HARRISBURG, PA — The Pennsylvania Liquor Control Board (PLCB) has announced unaudited financial results for fiscal year 2023-24, with total wine and spirits sales reaching an impressive $3.18 billion. This figure, inclusive of liquor and sales taxes, represents an increase of $29.7 million, or 0.9%, compared to the previous fiscal year.
Despite the rise in overall sales, the PLCB reported a drop in net income, which totaled $242.1 million—a decline of $18.7 million, or 7.2%, year-over-year. The decrease was largely attributed to higher payroll and benefit costs, as well as unfavorable changes in actuarial valuation expenses tied to pensions and other post-employment benefits.
The PLCB contributed a substantial $868.3 million to state and local governments, as well as other beneficiaries, during the fiscal year. Notably, contributions to the state’s General Fund—used to support schools, public safety, and health services—exceeded $811.2 million. These allocations included $448.7 million from liquor tax revenue, $177.4 million from state sales tax, and $185.1 million from direct cash transfers.
Other key contributions included $33 million to the Pennsylvania State Police for liquor law enforcement, $11.9 million in local sales tax revenue to Philadelphia and Allegheny counties, $4.4 million returned to municipalities through licensing fees, and $4.8 million directed to the Department of Drug and Alcohol Programs.

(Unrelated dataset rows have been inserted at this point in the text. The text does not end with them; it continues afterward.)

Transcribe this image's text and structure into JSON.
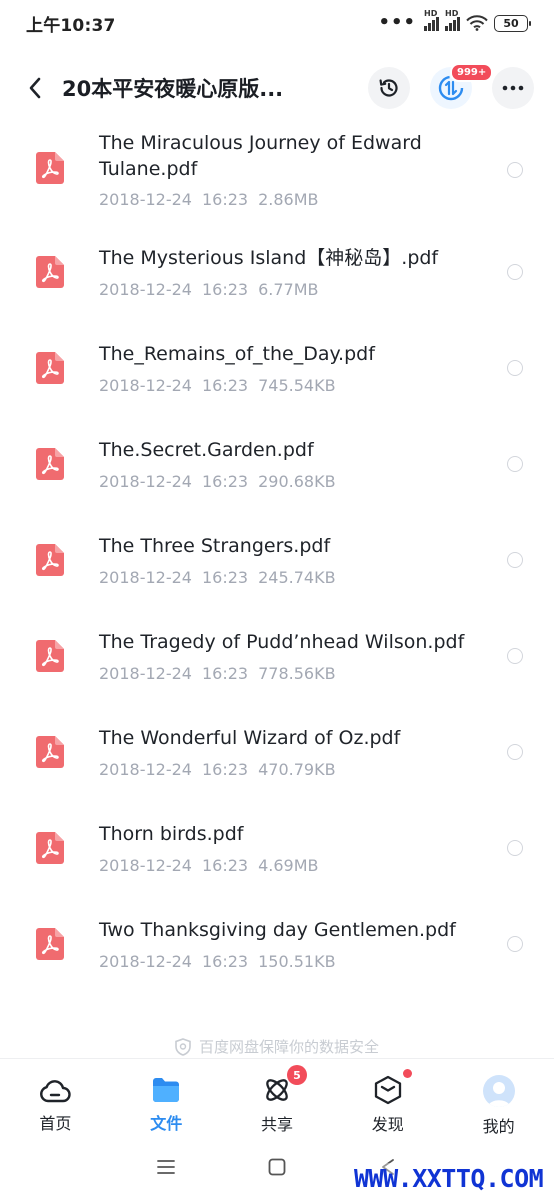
{
  "status_bar": {
    "time": "上午10:37",
    "signal_label": "HD",
    "battery": "50"
  },
  "header": {
    "title": "20本平安夜暖心原版...",
    "transfer_badge": "999+"
  },
  "files": [
    {
      "name": "The Miraculous Journey of Edward Tulane.pdf",
      "date": "2018-12-24",
      "time": "16:23",
      "size": "2.86MB"
    },
    {
      "name": "The Mysterious Island【神秘岛】.pdf",
      "date": "2018-12-24",
      "time": "16:23",
      "size": "6.77MB"
    },
    {
      "name": "The_Remains_of_the_Day.pdf",
      "date": "2018-12-24",
      "time": "16:23",
      "size": "745.54KB"
    },
    {
      "name": "The.Secret.Garden.pdf",
      "date": "2018-12-24",
      "time": "16:23",
      "size": "290.68KB"
    },
    {
      "name": "The Three Strangers.pdf",
      "date": "2018-12-24",
      "time": "16:23",
      "size": "245.74KB"
    },
    {
      "name": "The Tragedy of Pudd’nhead Wilson.pdf",
      "date": "2018-12-24",
      "time": "16:23",
      "size": "778.56KB"
    },
    {
      "name": "The Wonderful Wizard of Oz.pdf",
      "date": "2018-12-24",
      "time": "16:23",
      "size": "470.79KB"
    },
    {
      "name": "Thorn birds.pdf",
      "date": "2018-12-24",
      "time": "16:23",
      "size": "4.69MB"
    },
    {
      "name": "Two Thanksgiving day Gentlemen.pdf",
      "date": "2018-12-24",
      "time": "16:23",
      "size": "150.51KB"
    }
  ],
  "safe_notice": "百度网盘保障你的数据安全",
  "bottom_nav": {
    "items": [
      {
        "label": "首页",
        "icon": "cloud-home-icon"
      },
      {
        "label": "文件",
        "icon": "folder-icon",
        "active": true
      },
      {
        "label": "共享",
        "icon": "share-atom-icon",
        "badge": "5"
      },
      {
        "label": "发现",
        "icon": "cube-discover-icon",
        "dot": true
      },
      {
        "label": "我的",
        "icon": "avatar-icon"
      }
    ]
  },
  "watermark": "WWW.XXTTQ.COM",
  "colors": {
    "accent": "#2d8cf0",
    "pdf_red": "#f06b6f",
    "badge_red": "#f24c5a",
    "meta_gray": "#a3a8b3"
  }
}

Among its additional initiatives, the PLCB authorized $2.2 million in grants to support the state’s beer and wine industries and awarded $1.7 million in alcohol education grants aimed at combating underage and dangerous drinking.
The report highlights the PLCB’s role not only as a major revenue generator for Pennsylvania but also as a vital contributor to public safety and community programs.